= Nina Hunt =

British dancer

Nina Hunt (1932-1995) was a Manx Latin American dance coach and choreographer. She had a high reputation for coaching competitive Latin dancers.

==Biography==
Hunt was born in 1932 on the Isle of Man. She came to England to become an actress and found work in a jewellery shop, where she met early Latin American dancer and innovator Dimitri Petrides. She persuaded him to teach her to dance and quickly became an adept dancer, but went into coaching instead of competing. The couple married, and had a son, Ian. Dimitri died whilst judging at Blackpool in 1985; Nina died from a stroke 10 years later.

Hunt trained many world champions and was especially well known for her choreography. Len Goodman, in his autobiography, likens a lesson with Hunt to being sent for a golf session with Tiger Woods. Among those she trained and choreographed were Bill and Bobbie Irvine, whom she coached in their quest for the World Professional Latin Championship, Donnie Burns – the most successful Latin dancer of all time - Sammy Stopford and Barbara McColl, Corky and Shirley Ballas, Alan and Hazel Fletcher, Walter and Marianne Kaiser and Ian Waite. Nina was once asked to choreograph Winter Olympic gold medal winners Torvill and Dean but turned them down. Nina first served on the Latin American Faculty Committee in 1964. An advocate of expanding the appeal of Latin American dancing, Hunt frequently demonstrated with Petrides on the BBC's 'Dancing Club' programme and appeared as a judge on Come Dancing.

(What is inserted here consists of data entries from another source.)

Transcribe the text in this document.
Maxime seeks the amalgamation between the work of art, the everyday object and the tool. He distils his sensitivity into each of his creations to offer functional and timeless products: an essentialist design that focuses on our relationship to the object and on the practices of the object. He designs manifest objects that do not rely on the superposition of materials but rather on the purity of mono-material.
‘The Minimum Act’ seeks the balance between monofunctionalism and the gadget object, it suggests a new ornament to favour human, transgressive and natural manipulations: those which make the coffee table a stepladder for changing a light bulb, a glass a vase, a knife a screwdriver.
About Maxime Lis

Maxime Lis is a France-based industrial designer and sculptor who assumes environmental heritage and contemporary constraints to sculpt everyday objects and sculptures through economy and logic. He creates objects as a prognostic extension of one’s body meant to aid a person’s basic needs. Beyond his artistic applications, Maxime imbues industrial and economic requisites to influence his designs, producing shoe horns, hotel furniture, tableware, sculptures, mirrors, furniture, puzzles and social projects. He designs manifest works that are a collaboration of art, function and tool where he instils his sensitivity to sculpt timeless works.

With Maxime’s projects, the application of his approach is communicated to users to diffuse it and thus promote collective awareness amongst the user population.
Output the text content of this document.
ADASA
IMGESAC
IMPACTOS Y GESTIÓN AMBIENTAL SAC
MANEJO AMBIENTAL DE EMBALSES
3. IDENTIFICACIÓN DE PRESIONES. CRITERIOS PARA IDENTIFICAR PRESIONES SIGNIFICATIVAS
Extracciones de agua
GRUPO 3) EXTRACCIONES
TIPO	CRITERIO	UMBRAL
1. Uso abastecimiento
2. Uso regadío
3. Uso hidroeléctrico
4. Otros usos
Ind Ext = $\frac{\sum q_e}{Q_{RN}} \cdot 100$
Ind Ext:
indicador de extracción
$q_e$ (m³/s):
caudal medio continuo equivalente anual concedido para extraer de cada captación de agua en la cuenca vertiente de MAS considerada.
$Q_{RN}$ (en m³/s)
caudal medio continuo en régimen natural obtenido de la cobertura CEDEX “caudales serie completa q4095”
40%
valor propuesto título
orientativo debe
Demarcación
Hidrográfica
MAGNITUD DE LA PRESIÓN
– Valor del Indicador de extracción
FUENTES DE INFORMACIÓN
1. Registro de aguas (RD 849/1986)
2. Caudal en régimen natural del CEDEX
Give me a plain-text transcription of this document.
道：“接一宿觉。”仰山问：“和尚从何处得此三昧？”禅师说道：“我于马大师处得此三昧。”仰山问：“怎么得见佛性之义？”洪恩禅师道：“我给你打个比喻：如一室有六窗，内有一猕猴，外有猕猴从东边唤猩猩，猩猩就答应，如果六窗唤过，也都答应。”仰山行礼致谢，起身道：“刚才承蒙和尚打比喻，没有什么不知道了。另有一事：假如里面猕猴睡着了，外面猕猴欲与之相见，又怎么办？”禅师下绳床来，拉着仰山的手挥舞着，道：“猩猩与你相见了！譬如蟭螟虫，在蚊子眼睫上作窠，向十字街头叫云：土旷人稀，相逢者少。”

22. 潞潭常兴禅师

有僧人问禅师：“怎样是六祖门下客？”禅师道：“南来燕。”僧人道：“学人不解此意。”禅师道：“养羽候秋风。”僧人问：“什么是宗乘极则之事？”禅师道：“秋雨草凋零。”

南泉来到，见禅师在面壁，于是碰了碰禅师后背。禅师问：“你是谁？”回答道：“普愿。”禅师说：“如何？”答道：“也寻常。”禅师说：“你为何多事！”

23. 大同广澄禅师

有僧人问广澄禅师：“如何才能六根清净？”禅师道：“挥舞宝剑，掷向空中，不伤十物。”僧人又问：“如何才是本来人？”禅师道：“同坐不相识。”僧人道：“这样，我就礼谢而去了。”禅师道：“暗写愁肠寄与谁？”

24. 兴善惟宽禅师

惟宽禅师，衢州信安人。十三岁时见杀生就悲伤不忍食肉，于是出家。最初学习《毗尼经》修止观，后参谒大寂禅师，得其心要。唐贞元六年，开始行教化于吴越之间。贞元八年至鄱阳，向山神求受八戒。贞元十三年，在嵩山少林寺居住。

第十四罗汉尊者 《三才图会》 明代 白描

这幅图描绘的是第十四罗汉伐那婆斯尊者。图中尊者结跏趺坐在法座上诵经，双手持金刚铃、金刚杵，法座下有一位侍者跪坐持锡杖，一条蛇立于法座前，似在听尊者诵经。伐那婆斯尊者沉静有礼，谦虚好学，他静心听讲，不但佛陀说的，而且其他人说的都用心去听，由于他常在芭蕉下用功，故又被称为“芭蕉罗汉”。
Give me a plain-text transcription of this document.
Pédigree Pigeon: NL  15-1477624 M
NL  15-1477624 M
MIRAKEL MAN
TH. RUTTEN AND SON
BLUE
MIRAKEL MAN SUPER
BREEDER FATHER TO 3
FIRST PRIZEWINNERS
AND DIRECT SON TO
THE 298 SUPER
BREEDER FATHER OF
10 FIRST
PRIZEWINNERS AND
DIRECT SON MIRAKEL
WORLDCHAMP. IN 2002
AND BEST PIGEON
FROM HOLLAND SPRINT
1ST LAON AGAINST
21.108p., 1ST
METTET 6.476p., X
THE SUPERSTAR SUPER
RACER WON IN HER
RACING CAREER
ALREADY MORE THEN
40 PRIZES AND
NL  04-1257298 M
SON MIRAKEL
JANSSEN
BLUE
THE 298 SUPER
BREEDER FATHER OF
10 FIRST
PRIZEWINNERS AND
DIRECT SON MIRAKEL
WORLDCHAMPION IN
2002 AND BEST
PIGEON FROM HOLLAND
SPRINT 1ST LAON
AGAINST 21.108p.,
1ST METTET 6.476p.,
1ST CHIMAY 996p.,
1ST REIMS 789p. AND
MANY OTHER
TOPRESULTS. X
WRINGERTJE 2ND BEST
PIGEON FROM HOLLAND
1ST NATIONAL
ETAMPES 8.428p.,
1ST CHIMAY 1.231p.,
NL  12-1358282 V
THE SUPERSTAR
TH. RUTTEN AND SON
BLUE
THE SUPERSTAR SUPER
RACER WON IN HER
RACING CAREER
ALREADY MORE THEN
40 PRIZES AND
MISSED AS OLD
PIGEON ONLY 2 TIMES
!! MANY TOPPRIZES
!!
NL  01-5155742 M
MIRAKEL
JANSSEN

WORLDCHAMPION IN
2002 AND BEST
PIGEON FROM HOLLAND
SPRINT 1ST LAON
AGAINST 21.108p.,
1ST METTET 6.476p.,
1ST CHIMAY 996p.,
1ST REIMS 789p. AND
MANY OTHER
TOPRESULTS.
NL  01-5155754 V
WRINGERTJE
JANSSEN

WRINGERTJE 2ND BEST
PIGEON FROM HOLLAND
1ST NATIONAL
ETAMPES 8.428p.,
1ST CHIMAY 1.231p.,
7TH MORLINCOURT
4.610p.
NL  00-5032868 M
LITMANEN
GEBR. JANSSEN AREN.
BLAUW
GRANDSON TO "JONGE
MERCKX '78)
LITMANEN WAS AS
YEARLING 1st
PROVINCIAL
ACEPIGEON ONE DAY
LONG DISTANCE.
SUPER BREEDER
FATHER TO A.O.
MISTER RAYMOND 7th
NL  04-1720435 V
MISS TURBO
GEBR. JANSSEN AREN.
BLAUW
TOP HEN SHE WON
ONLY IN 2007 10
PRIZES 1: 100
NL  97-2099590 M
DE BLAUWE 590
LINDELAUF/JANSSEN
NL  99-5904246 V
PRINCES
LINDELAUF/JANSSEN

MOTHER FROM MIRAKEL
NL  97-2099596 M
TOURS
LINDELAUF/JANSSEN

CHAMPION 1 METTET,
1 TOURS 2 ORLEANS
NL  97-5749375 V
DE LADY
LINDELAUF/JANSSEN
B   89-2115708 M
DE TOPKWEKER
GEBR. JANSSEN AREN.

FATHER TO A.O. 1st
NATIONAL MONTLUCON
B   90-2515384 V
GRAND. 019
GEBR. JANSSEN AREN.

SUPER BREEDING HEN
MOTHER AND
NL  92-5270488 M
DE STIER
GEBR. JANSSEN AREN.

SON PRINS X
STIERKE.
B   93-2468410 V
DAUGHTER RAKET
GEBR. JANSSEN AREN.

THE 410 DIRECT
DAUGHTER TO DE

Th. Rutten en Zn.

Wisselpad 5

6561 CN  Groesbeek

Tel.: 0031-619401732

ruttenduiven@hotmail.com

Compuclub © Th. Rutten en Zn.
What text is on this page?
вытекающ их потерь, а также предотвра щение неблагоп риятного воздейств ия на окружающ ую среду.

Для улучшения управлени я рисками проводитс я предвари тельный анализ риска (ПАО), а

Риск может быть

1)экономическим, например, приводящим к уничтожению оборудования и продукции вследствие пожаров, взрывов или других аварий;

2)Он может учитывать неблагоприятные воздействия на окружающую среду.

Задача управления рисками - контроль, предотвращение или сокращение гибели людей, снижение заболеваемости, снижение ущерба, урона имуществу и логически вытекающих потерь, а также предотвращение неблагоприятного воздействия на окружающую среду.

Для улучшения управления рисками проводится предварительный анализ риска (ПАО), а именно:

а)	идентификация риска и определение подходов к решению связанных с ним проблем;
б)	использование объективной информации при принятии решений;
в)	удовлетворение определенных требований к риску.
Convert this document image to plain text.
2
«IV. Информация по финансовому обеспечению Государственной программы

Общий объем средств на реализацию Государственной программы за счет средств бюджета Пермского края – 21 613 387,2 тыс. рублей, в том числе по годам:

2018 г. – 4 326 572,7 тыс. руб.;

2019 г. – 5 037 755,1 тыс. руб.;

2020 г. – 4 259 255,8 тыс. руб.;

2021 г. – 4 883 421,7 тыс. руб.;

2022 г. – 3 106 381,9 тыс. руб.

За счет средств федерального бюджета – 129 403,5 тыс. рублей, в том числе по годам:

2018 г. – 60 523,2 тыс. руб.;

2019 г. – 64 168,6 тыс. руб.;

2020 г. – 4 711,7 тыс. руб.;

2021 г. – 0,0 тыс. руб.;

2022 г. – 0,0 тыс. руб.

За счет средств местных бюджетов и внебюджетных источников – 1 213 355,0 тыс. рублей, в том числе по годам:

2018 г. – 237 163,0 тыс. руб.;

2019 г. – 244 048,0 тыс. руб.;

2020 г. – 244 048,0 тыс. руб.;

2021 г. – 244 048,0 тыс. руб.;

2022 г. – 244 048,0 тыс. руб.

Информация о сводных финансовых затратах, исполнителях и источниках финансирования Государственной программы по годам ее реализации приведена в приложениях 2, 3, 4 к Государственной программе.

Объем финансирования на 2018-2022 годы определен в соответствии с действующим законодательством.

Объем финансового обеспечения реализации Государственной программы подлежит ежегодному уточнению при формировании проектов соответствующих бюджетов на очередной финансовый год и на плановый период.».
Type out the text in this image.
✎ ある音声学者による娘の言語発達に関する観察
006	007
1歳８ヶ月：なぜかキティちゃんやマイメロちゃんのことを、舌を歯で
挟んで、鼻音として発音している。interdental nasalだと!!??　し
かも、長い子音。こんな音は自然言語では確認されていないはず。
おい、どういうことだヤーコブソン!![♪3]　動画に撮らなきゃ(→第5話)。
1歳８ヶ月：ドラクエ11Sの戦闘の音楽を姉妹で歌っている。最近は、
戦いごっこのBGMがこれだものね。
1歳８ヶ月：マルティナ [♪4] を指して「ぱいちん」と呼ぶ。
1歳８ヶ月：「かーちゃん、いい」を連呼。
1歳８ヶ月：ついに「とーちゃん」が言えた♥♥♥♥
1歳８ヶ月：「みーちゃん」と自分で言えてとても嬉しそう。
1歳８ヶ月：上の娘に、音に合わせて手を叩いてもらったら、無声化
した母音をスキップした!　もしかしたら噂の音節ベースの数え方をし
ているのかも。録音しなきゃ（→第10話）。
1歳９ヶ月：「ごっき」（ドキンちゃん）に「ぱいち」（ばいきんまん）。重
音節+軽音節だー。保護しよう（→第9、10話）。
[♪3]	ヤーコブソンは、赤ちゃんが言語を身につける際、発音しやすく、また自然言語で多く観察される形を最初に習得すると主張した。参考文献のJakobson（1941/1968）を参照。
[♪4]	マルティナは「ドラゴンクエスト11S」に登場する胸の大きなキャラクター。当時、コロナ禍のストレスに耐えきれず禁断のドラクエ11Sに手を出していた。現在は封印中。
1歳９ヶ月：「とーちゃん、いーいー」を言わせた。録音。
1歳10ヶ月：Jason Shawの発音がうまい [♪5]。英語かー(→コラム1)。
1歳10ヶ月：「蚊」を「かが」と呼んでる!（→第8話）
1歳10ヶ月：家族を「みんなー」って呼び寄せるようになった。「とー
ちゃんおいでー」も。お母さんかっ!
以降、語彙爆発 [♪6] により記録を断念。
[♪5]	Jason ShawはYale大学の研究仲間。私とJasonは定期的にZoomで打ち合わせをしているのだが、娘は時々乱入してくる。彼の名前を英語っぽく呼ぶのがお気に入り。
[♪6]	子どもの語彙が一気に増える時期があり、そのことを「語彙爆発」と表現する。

An article written by one of Nina's former pupils, five times World Latin Champion Hazel Fletcher, began by saying
"Nina Hunt was indisputably the most successful Latin American competitive dance coach of all time. Her record...I am sure, will never be challenged again...Success in dancing is generally calculated by how many Championship titles a dancer has to his or her credit, if it were possible to count the number of couples that Nina trained solely to become top Champions, her record would be so staggering, it is almost unbelievable. She reigned supreme for over three decades."

"Nina's name became ‘the name’ synonymous with winning...She became a brilliant coach with a great eye for what was successful and how to achieve that in her couples. She was an excellent choreographer and had the ability to poach ‘moves’ from other forms of dance and indoctrinate them into the Latin dances. She was also a great mentor and motivator...Nina decided what competitions her couples should attend; she got involved in their grooming in every detail, their diet was discussed and she even versed her couples on how to walk onto the floor and where to dance. From her tiny studio in Balham she produced so many giants in the competitive world of dance." Hazel Fletcher.

== Coaching achievements ==

=== Professional ===
- Corky and Shirley Ballas.
- Bill and Bobbie Irvine MBE: 1960, 1961, 1966, 1968 (World), 1963 (9 Dance),
- Walter and Marianne Kaiser: 1965 (World)
- Sammy Stopford with Shirley Ballas and later with Barbara McColl
- Rudi and Mechtild Trautz: 1967, 1969–1971 (World)
- Wolfgang and Evelyn Opitz: 1972 (World)
- Hans-Peter and Ingeborg Fisher: 1973–1975 (World)
- Alan and Hazel Fletcher: 1977–1981 (World)
- Martin and Alison Lamb: 1993 (World 10 Dance)
- Donnie Burns MBE and Gaynor Fairweather MBE: 1984–1996, 1998 (World); 1990–1992, 1994, 1996 (International)

=== Amateur ===
- Karl and Ursula Breuer 1961.
- Dr Jurgen and Helga Bernhold 1962, 1966–1967.
- Robert Taylor and Anita Gent 1964.
- John and Betty Westley 1965.
- Peter and Hanni Neubeck 1968, 1970–1971.
- Raymond Root and Francis Spires 1969.
- Alan and Hazel Fletcher 1972–1973.
- Ian and Ruth Walker 1975.
- Jeffrey Dobinson and Debbie Lee London 1977.
- David Sycamore and Denise Weavers 1978–1979.
- Donnie Burns and Gaynor Fairweather 1981.
- Marcus Hilton and Karen Johnstone 1982–1983.
- Horst Beer and Andrea Lankenau 1985.
- Bryan Watson (dancer) and Claudia Leoni 1991.

==Awards==
Over a successful career she won several awards including the Carl Alan Award 1968 and the Golden Dance-Shoe in 1986.

The World Dance Council named the 'Nina Hunt President's Award for contribution to Latin American Dance as an art-form' in her honour.